Today’s article will answer the most common questions about many people’s largest tax deduction.
- Is there a limit to how much mortgage interest I can deduct?
Yes. Sadly, for my rock star friends, you can only deduct the interest on the first $1 million in mortgage debt, plus $100k in home equity loans. These are the total mortgage limits whether applied to the debt on a single home or two homes.
Interestingly, you can deduct the interest on up to $1.1 million in mortgage debt even if you do not have a HELOC. However, it does not work the other way around. You would only be able to deduct the interest on $100k of the HELOC debt even if you only borrowed $800k on the primary mortgage and subsequently took out a $300k home equity line.
All these deductibility thresholds are the same whether you are married or single, but they are cut in half if you are married individuals filing separate returns. The IRS is not a big fan of married filing separate.
- Can I deduct the mortgage interest on a vacation home?
Yes! You can deduct the interest on your primary residence and one additional home.
- Can I deduct the mortgage interest if I refinance and increase my loan balance?
You can only deduct the interest on your home mortgage if the loan qualifies as either acquisition indebtedness or home equity indebtedness (described in #4 below). Acquisition indebtedness is a loan used to acquire, build, or improve your home.
- Can I deduct the mortgage interest on a Home Equity Line of Credit (HELOC)?
Yes, within limits. You can borrow up to $100k on a home equity line of credit, use it for anything you like (e.g., cars, vacations, new wardrobe, etc.) and deduct the interest. It might make sense to consolidate your personal loans into a home equity loan if you are paying interest on nondeductible personal debt. One minor issue, which rarely comes into play these days, is the total debt on the home cannot exceed the value of the home.
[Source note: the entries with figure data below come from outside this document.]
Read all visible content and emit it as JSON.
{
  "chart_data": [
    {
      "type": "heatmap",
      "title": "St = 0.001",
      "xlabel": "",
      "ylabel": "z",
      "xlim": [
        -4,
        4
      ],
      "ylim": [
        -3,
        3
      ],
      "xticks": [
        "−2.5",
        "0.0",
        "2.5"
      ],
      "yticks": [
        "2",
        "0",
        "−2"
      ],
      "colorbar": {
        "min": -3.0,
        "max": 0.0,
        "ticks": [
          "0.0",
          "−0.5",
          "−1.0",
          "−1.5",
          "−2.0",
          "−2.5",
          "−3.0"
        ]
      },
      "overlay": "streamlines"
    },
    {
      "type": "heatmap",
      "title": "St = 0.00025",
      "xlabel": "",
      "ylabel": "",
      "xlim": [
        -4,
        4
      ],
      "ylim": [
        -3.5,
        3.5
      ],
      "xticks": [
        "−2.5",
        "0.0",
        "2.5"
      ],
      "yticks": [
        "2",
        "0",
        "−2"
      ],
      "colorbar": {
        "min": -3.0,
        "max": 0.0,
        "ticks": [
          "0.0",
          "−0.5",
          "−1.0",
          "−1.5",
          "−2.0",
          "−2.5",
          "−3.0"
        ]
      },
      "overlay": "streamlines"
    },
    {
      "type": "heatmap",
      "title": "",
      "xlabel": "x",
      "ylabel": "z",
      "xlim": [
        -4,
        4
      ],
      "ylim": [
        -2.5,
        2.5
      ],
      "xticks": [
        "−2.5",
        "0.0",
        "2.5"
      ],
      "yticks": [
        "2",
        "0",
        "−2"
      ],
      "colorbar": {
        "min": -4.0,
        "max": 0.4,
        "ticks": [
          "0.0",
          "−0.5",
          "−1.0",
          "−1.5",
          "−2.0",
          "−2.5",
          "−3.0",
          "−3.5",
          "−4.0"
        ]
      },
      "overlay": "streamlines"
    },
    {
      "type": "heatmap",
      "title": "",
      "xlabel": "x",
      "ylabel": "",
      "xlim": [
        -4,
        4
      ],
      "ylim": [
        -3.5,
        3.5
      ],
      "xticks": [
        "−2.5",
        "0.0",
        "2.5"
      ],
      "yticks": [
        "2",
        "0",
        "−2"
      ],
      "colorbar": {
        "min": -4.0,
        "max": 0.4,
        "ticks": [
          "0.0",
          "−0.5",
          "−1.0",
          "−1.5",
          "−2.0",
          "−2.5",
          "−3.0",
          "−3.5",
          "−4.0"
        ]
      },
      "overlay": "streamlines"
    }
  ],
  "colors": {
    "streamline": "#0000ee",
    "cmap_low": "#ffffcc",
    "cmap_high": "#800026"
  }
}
- Can I deduct the mortgage interest on a rental property?
Yes. This works a bit differently than the home mortgage interest deduction, which is an itemized deduction subject to its own limitations and phase-outs. The interest deduction on a rental property is not limited to $1 million in mortgage debt, but rather is an expense deductible against rental income. Losses on rental properties (when expenses exceed rental revenue) are only deductible up to a limit (see passive activity rules) and disallowed losses may be carried forward.
- Can you deduct mortgage interest on an RV or houseboat?
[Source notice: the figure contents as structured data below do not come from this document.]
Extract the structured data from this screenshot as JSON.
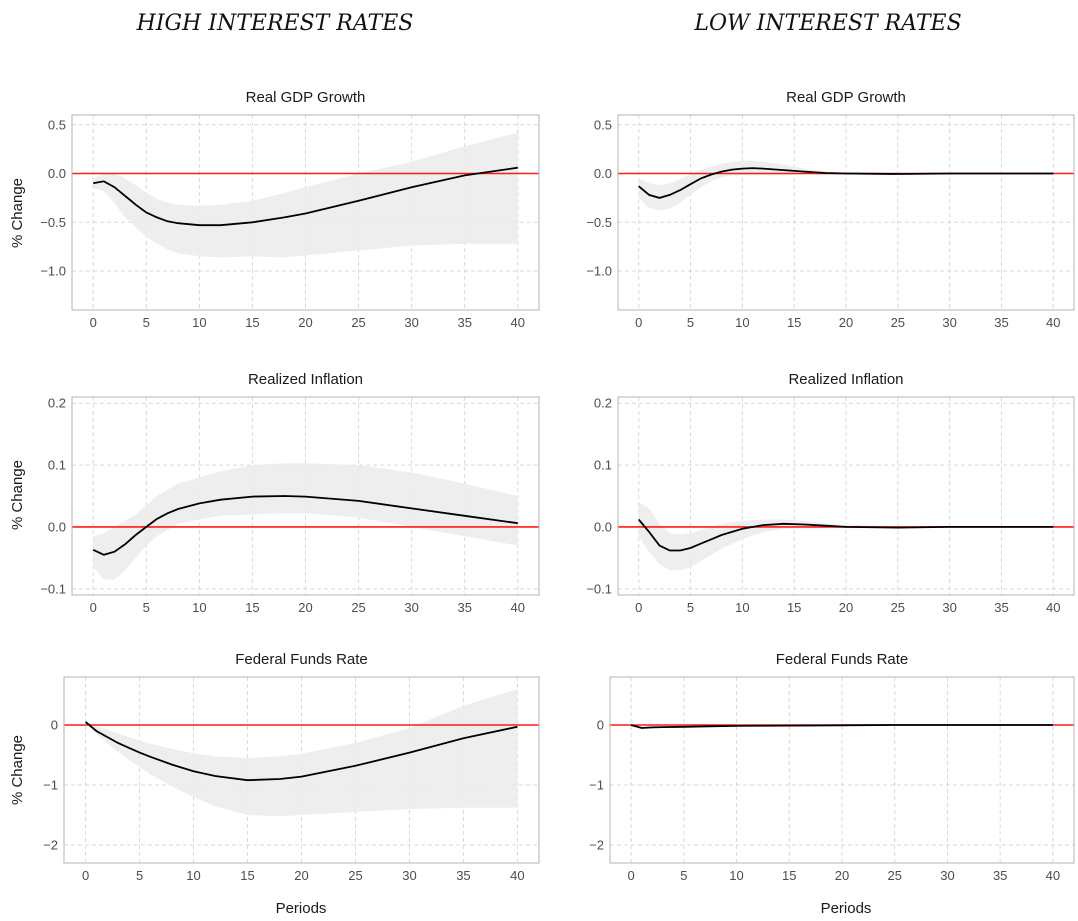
{
  "column_titles": [
    "HIGH INTEREST RATES",
    "LOW INTEREST RATES"
  ],
  "x_axis_label": "Periods",
  "y_axis_label": "% Change",
  "colors": {
    "zero_line": "#ff1a1a",
    "irf_line": "#000000",
    "band": "#ebebeb",
    "grid": "#d9d9d9"
  },
  "chart_data": [
    {
      "type": "line",
      "title": "Real GDP Growth",
      "regime": "HIGH INTEREST RATES",
      "xlabel": "",
      "ylabel": "% Change",
      "xlim": [
        -2,
        42
      ],
      "ylim": [
        -1.4,
        0.6
      ],
      "xticks": [
        0,
        5,
        10,
        15,
        20,
        25,
        30,
        35,
        40
      ],
      "yticks": [
        0.5,
        0.0,
        -0.5,
        -1.0
      ],
      "ytick_labels": [
        "0.5",
        "0.0",
        "−0.5",
        "−1.0"
      ],
      "reference_line": 0,
      "grid": true,
      "x": [
        0,
        1,
        2,
        3,
        4,
        5,
        6,
        7,
        8,
        10,
        12,
        15,
        18,
        20,
        25,
        30,
        35,
        40
      ],
      "y": [
        -0.1,
        -0.08,
        -0.14,
        -0.23,
        -0.32,
        -0.4,
        -0.45,
        -0.49,
        -0.51,
        -0.53,
        -0.53,
        -0.5,
        -0.45,
        -0.41,
        -0.28,
        -0.14,
        -0.02,
        0.06
      ],
      "band_upper": [
        -0.05,
        0.0,
        0.0,
        -0.05,
        -0.12,
        -0.2,
        -0.26,
        -0.3,
        -0.32,
        -0.33,
        -0.32,
        -0.28,
        -0.2,
        -0.14,
        0.0,
        0.12,
        0.28,
        0.42
      ],
      "band_lower": [
        -0.15,
        -0.18,
        -0.3,
        -0.45,
        -0.55,
        -0.65,
        -0.72,
        -0.78,
        -0.82,
        -0.85,
        -0.86,
        -0.85,
        -0.86,
        -0.84,
        -0.79,
        -0.74,
        -0.72,
        -0.72
      ]
    },
    {
      "type": "line",
      "title": "Real GDP Growth",
      "regime": "LOW INTEREST RATES",
      "xlabel": "",
      "ylabel": "",
      "xlim": [
        -2,
        42
      ],
      "ylim": [
        -1.4,
        0.6
      ],
      "xticks": [
        0,
        5,
        10,
        15,
        20,
        25,
        30,
        35,
        40
      ],
      "yticks": [
        0.5,
        0.0,
        -0.5,
        -1.0
      ],
      "ytick_labels": [
        "0.5",
        "0.0",
        "−0.5",
        "−1.0"
      ],
      "reference_line": 0,
      "grid": true,
      "x": [
        0,
        1,
        2,
        3,
        4,
        5,
        6,
        7,
        8,
        9,
        10,
        11,
        12,
        14,
        16,
        18,
        20,
        25,
        30,
        35,
        40
      ],
      "y": [
        -0.13,
        -0.22,
        -0.25,
        -0.22,
        -0.17,
        -0.11,
        -0.05,
        -0.01,
        0.02,
        0.04,
        0.05,
        0.055,
        0.05,
        0.035,
        0.02,
        0.005,
        0.0,
        -0.005,
        0.0,
        0.0,
        0.0
      ],
      "band_upper": [
        -0.05,
        -0.1,
        -0.12,
        -0.1,
        -0.06,
        -0.01,
        0.04,
        0.07,
        0.1,
        0.12,
        0.13,
        0.13,
        0.12,
        0.09,
        0.05,
        0.02,
        0.01,
        0.0,
        0.0,
        0.0,
        0.0
      ],
      "band_lower": [
        -0.25,
        -0.35,
        -0.38,
        -0.36,
        -0.3,
        -0.22,
        -0.14,
        -0.08,
        -0.04,
        -0.02,
        -0.02,
        -0.02,
        -0.02,
        -0.02,
        -0.01,
        -0.01,
        -0.01,
        -0.01,
        0.0,
        0.0,
        0.0
      ]
    },
    {
      "type": "line",
      "title": "Realized Inflation",
      "regime": "HIGH INTEREST RATES",
      "xlabel": "",
      "ylabel": "% Change",
      "xlim": [
        -2,
        42
      ],
      "ylim": [
        -0.11,
        0.21
      ],
      "xticks": [
        0,
        5,
        10,
        15,
        20,
        25,
        30,
        35,
        40
      ],
      "yticks": [
        0.2,
        0.1,
        0.0,
        -0.1
      ],
      "ytick_labels": [
        "0.2",
        "0.1",
        "0.0",
        "−0.1"
      ],
      "reference_line": 0,
      "grid": true,
      "x": [
        0,
        1,
        2,
        3,
        4,
        5,
        6,
        7,
        8,
        10,
        12,
        15,
        18,
        20,
        25,
        30,
        35,
        40
      ],
      "y": [
        -0.037,
        -0.045,
        -0.04,
        -0.028,
        -0.013,
        0.0,
        0.013,
        0.022,
        0.029,
        0.038,
        0.044,
        0.049,
        0.05,
        0.049,
        0.042,
        0.03,
        0.018,
        0.006
      ],
      "band_upper": [
        -0.015,
        -0.01,
        0.0,
        0.01,
        0.02,
        0.035,
        0.05,
        0.06,
        0.07,
        0.08,
        0.09,
        0.1,
        0.103,
        0.103,
        0.1,
        0.088,
        0.07,
        0.05
      ],
      "band_lower": [
        -0.065,
        -0.085,
        -0.085,
        -0.07,
        -0.05,
        -0.03,
        -0.015,
        -0.005,
        0.005,
        0.012,
        0.018,
        0.02,
        0.022,
        0.022,
        0.015,
        0.0,
        -0.015,
        -0.03
      ]
    },
    {
      "type": "line",
      "title": "Realized Inflation",
      "regime": "LOW INTEREST RATES",
      "xlabel": "",
      "ylabel": "",
      "xlim": [
        -2,
        42
      ],
      "ylim": [
        -0.11,
        0.21
      ],
      "xticks": [
        0,
        5,
        10,
        15,
        20,
        25,
        30,
        35,
        40
      ],
      "yticks": [
        0.2,
        0.1,
        0.0,
        -0.1
      ],
      "ytick_labels": [
        "0.2",
        "0.1",
        "0.0",
        "−0.1"
      ],
      "reference_line": 0,
      "grid": true,
      "x": [
        0,
        1,
        2,
        3,
        4,
        5,
        6,
        7,
        8,
        10,
        12,
        14,
        16,
        18,
        20,
        25,
        30,
        35,
        40
      ],
      "y": [
        0.012,
        -0.008,
        -0.03,
        -0.038,
        -0.038,
        -0.034,
        -0.027,
        -0.02,
        -0.013,
        -0.003,
        0.003,
        0.005,
        0.004,
        0.002,
        0.0,
        -0.001,
        0.0,
        0.0,
        0.0
      ],
      "band_upper": [
        0.04,
        0.03,
        0.005,
        -0.01,
        -0.012,
        -0.01,
        -0.005,
        0.0,
        0.005,
        0.01,
        0.012,
        0.012,
        0.01,
        0.006,
        0.003,
        0.001,
        0.0,
        0.0,
        0.0
      ],
      "band_lower": [
        -0.015,
        -0.04,
        -0.06,
        -0.07,
        -0.07,
        -0.065,
        -0.055,
        -0.045,
        -0.035,
        -0.02,
        -0.008,
        -0.003,
        -0.002,
        -0.002,
        -0.002,
        -0.002,
        0.0,
        0.0,
        0.0
      ]
    },
    {
      "type": "line",
      "title": "Federal Funds Rate",
      "regime": "HIGH INTEREST RATES",
      "xlabel": "Periods",
      "ylabel": "% Change",
      "xlim": [
        -2,
        42
      ],
      "ylim": [
        -2.3,
        0.8
      ],
      "xticks": [
        0,
        5,
        10,
        15,
        20,
        25,
        30,
        35,
        40
      ],
      "yticks": [
        0,
        -1,
        -2
      ],
      "ytick_labels": [
        "0",
        "−1",
        "−2"
      ],
      "reference_line": 0,
      "grid": true,
      "x": [
        0,
        1,
        2,
        3,
        4,
        5,
        6,
        8,
        10,
        12,
        15,
        18,
        20,
        25,
        30,
        35,
        40
      ],
      "y": [
        0.05,
        -0.1,
        -0.2,
        -0.3,
        -0.38,
        -0.46,
        -0.53,
        -0.66,
        -0.77,
        -0.85,
        -0.92,
        -0.9,
        -0.86,
        -0.68,
        -0.46,
        -0.22,
        -0.03
      ],
      "band_upper": [
        0.05,
        -0.02,
        -0.08,
        -0.14,
        -0.2,
        -0.26,
        -0.31,
        -0.4,
        -0.47,
        -0.52,
        -0.55,
        -0.52,
        -0.48,
        -0.3,
        -0.05,
        0.32,
        0.6
      ],
      "band_lower": [
        0.05,
        -0.15,
        -0.3,
        -0.45,
        -0.58,
        -0.7,
        -0.82,
        -1.02,
        -1.2,
        -1.35,
        -1.5,
        -1.52,
        -1.5,
        -1.45,
        -1.4,
        -1.38,
        -1.38
      ]
    },
    {
      "type": "line",
      "title": "Federal Funds Rate",
      "regime": "LOW INTEREST RATES",
      "xlabel": "Periods",
      "ylabel": "",
      "xlim": [
        -2,
        42
      ],
      "ylim": [
        -2.3,
        0.8
      ],
      "xticks": [
        0,
        5,
        10,
        15,
        20,
        25,
        30,
        35,
        40
      ],
      "yticks": [
        0,
        -1,
        -2
      ],
      "ytick_labels": [
        "0",
        "−1",
        "−2"
      ],
      "reference_line": 0,
      "grid": true,
      "x": [
        0,
        1,
        2,
        3,
        5,
        8,
        10,
        15,
        20,
        25,
        30,
        35,
        40
      ],
      "y": [
        0.0,
        -0.05,
        -0.04,
        -0.035,
        -0.03,
        -0.02,
        -0.015,
        -0.01,
        -0.005,
        0.0,
        0.0,
        0.0,
        0.0
      ],
      "band_upper": [
        0.02,
        -0.02,
        -0.02,
        -0.02,
        -0.015,
        -0.01,
        -0.008,
        -0.005,
        -0.002,
        0.0,
        0.0,
        0.0,
        0.0
      ],
      "band_lower": [
        -0.02,
        -0.06,
        -0.06,
        -0.05,
        -0.045,
        -0.03,
        -0.022,
        -0.015,
        -0.008,
        -0.003,
        0.0,
        0.0,
        0.0
      ]
    }
  ]
}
Yes. A home is anything that has sleeping accommodations, a toilet, and cooking facilities. This would include mobile homes and even some types of boats. If that isn’t reason enough to buy a houseboat, I don’t know what is.
- Is mortgage interest deductible if I rent my home less than 15 days a year?
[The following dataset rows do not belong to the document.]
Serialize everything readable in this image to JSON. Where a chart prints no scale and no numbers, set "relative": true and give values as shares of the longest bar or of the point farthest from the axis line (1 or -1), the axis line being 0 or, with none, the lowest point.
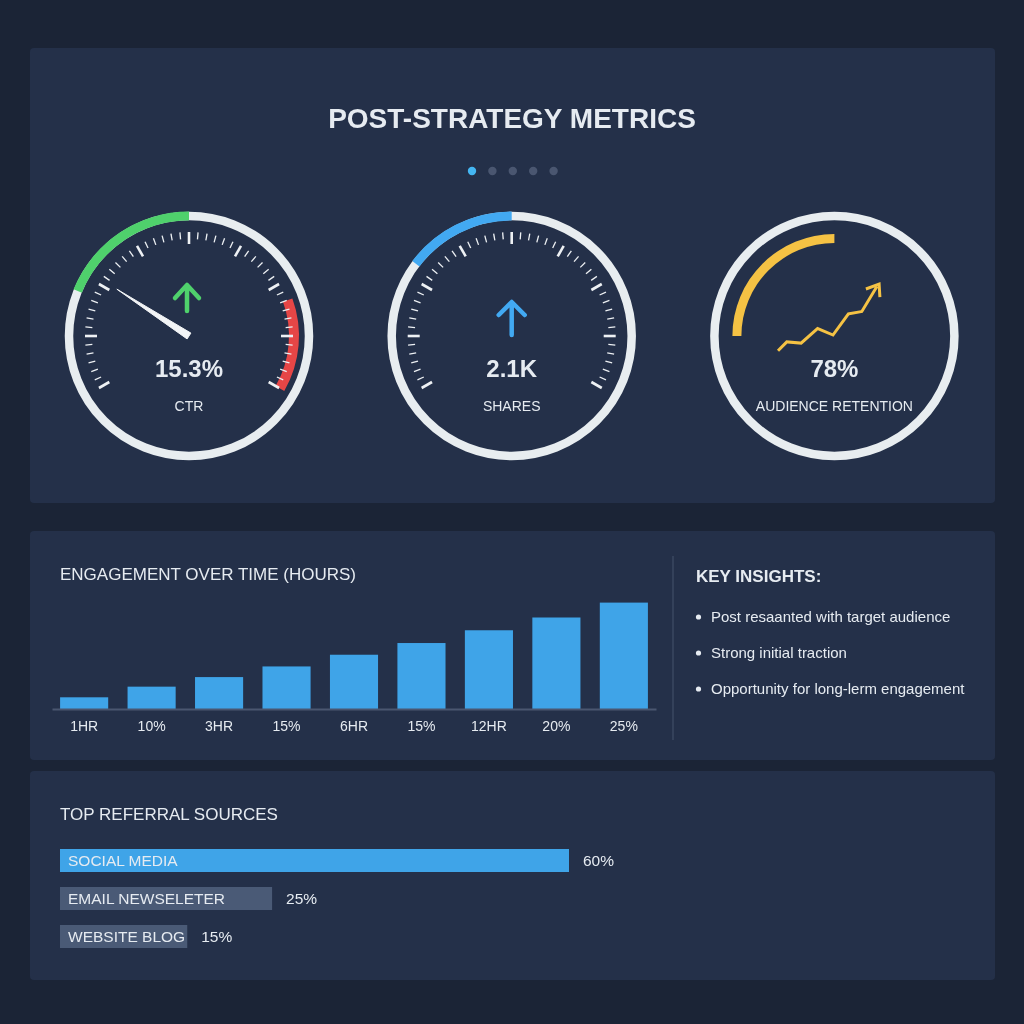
{
  "chart_data": [
    {
      "type": "other",
      "title": "POST-STRATEGY METRICS",
      "annotations": [
        "15.3%",
        "CTR",
        "2.1K",
        "SHARES",
        "78%",
        "AUDIENCE RETENTION"
      ]
    },
    {
      "type": "bar",
      "title": "ENGAGEMENT OVER TIME (HOURS)",
      "categories": [
        "1HR",
        "10%",
        "3HR",
        "15%",
        "6HR",
        "15%",
        "12HR",
        "20%",
        "25%"
      ],
      "values": [
        0.11,
        0.21,
        0.3,
        0.4,
        0.51,
        0.62,
        0.74,
        0.86,
        1
      ],
      "relative": true,
      "color": "#3fa4e8"
    },
    {
      "type": "other",
      "title": "KEY INSIGHTS:",
      "annotations": [
        "Post resaanted with target audience",
        "Strong initial traction",
        "Opportunity for long-lerm engagement"
      ]
    },
    {
      "type": "bar",
      "orientation": "horizontal",
      "title": "TOP REFERRAL SOURCES",
      "categories": [
        "SOCIAL MEDIA",
        "EMAIL NEWSELETER",
        "WEBSITE BLOG"
      ],
      "values": [
        60,
        25,
        15
      ],
      "colors": [
        "#3fa4e8",
        "#4a5a76",
        "#4a5a76"
      ],
      "value_labels": [
        "60%",
        "25%",
        "15%"
      ]
    }
  ]
}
Yes. The mortgage interest is deductible and you don’t even have to claim the rental income! A home rented for fewer than 15 days is classified as a personal use asset (as opposed to a rental property). The qualified mortgage interest and property taxes will be reported as an itemized deduction on Schedule A of your tax return.
On the other hand, if your home is rented for more than 15 days, you must report all your rental income and can deduct your rental expenses. However, you must divide your expenses between the rental use and the personal use. I will leave it up to your CPA or the IRS to “enlighten” you with those details.
Have a great week and good luck with your tax returns!